Lebendigkeit

From functioning to aliveness

I feel like I’m just functioning.
I’m caught in a hamster wheel.
We just live next to each other and organize everyday life.
I’ve gotten so used to meeting other people’s expectations that I don’t even feel myself.

We hear these sentences almost every day in our coaching sessions and seminars.

And when I stand in the subway during rush hour, I mainly see rather tense people scrolling  through their cell phones with a blank expression on their faces, frantically typing messages or pushing their way through the crowd in annoyance.

Hardly anyone looks really alive there.

On the other hand, when I pick up my daughter from the forest kindergarten, I get a glimpse of what true vitality is every day.

Children laughing, playing catch and climbing trees…
Children who build a sandcastle with great concentration and then proudly present it to the teacher with beaming eyes…
A child, crying loudly with a bruised knee, runs to its mother and is lovingly comforted there…
A child who angrily wants to get his way because he doesn’t want to go home just yet…
Lots of movement.
The whole spectrum of emotions.
Wildness.
VITALITY.

What distinguishes these two worlds from each other?

Why do so many adults these days feel like they’re just “functioning”?

And how can we change that?

This is exactly what this article is about.

To "function" is a protective mechanism from our childhood

As so often, the answer lies in our childhood.

Because how much aliveness I allow myself as an adult is usually very closely linked to how my parents dealt with my aliveness as a child.

For most parents (especially of previous generations), the ultimate goal was for their children to be better off than themselves.

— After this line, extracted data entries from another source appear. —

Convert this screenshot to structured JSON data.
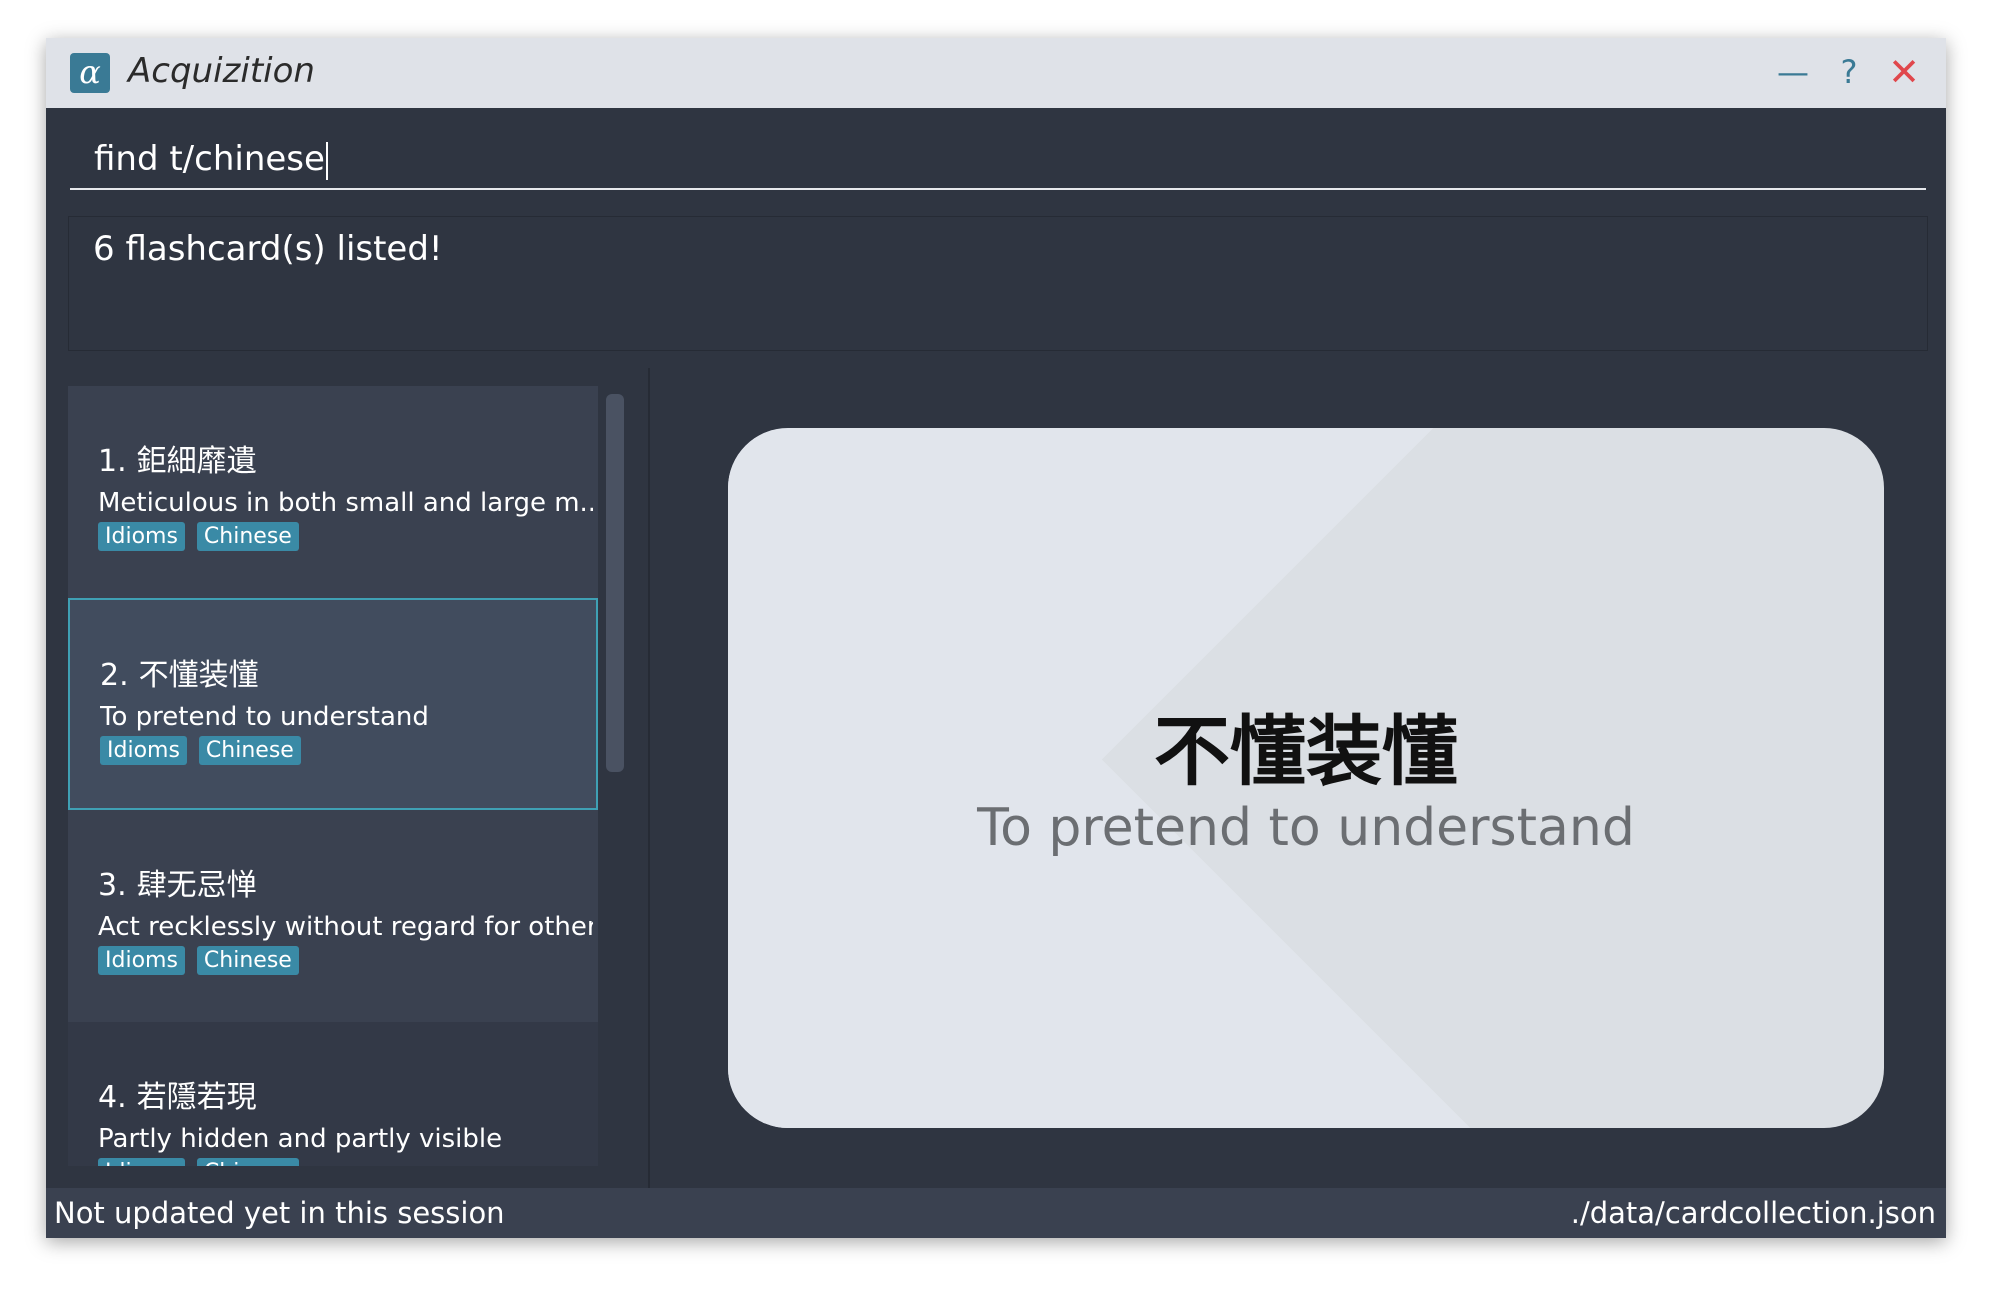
{
  "window": {
    "title": "Acquizition",
    "logo_glyph": "α",
    "minimize_glyph": "—",
    "help_glyph": "?",
    "close_glyph": "✕"
  },
  "command": {
    "value": "find t/chinese"
  },
  "result": {
    "message": "6 flashcard(s) listed!"
  },
  "cards": [
    {
      "index": "1.",
      "title": "鉅細靡遺",
      "description": "Meticulous in both small and large m...",
      "tags": [
        "Idioms",
        "Chinese"
      ]
    },
    {
      "index": "2.",
      "title": "不懂装懂",
      "description": "To pretend to understand",
      "tags": [
        "Idioms",
        "Chinese"
      ]
    },
    {
      "index": "3.",
      "title": "肆无忌惮",
      "description": "Act recklessly without regard for others",
      "tags": [
        "Idioms",
        "Chinese"
      ]
    },
    {
      "index": "4.",
      "title": "若隱若現",
      "description": "Partly hidden and partly visible",
      "tags": [
        "Idioms",
        "Chinese"
      ]
    }
  ],
  "flashcard": {
    "question": "不懂装懂",
    "answer": "To pretend to understand"
  },
  "status": {
    "left": "Not updated yet in this session",
    "right": "./data/cardcollection.json"
  },
  "colors": {
    "accent": "#3a7a95",
    "tag": "#3a8aa6",
    "selected_border": "#3fa0b4",
    "close": "#e0474c"
  }
}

This means finding a good job, having a steady income, and being successful in life.

So… that they work well in the system.

And that means as much as: adapt, be good, get good grades, meet expectations, be better than others, learn / work a lot and show good results.

Of course, there is little room for one’s own emotions, desires, wildness and aliveness.

Most people sooner or later had to experience very painfully in their childhood that they are “not right” or “not good enough” the way they are…

That their authentic self-expression (their fierceness, will, anger, sadness, their pain, their fear,…) was condemned and rejected.

Now stop fidgeting and sit still.
Don’t be a wimp.
No need to cry like this.
If you yell like that again, you’ll stay home alone.

We’ve learned that Mom and Dad obviously love us more when we “function” and meet their expectations.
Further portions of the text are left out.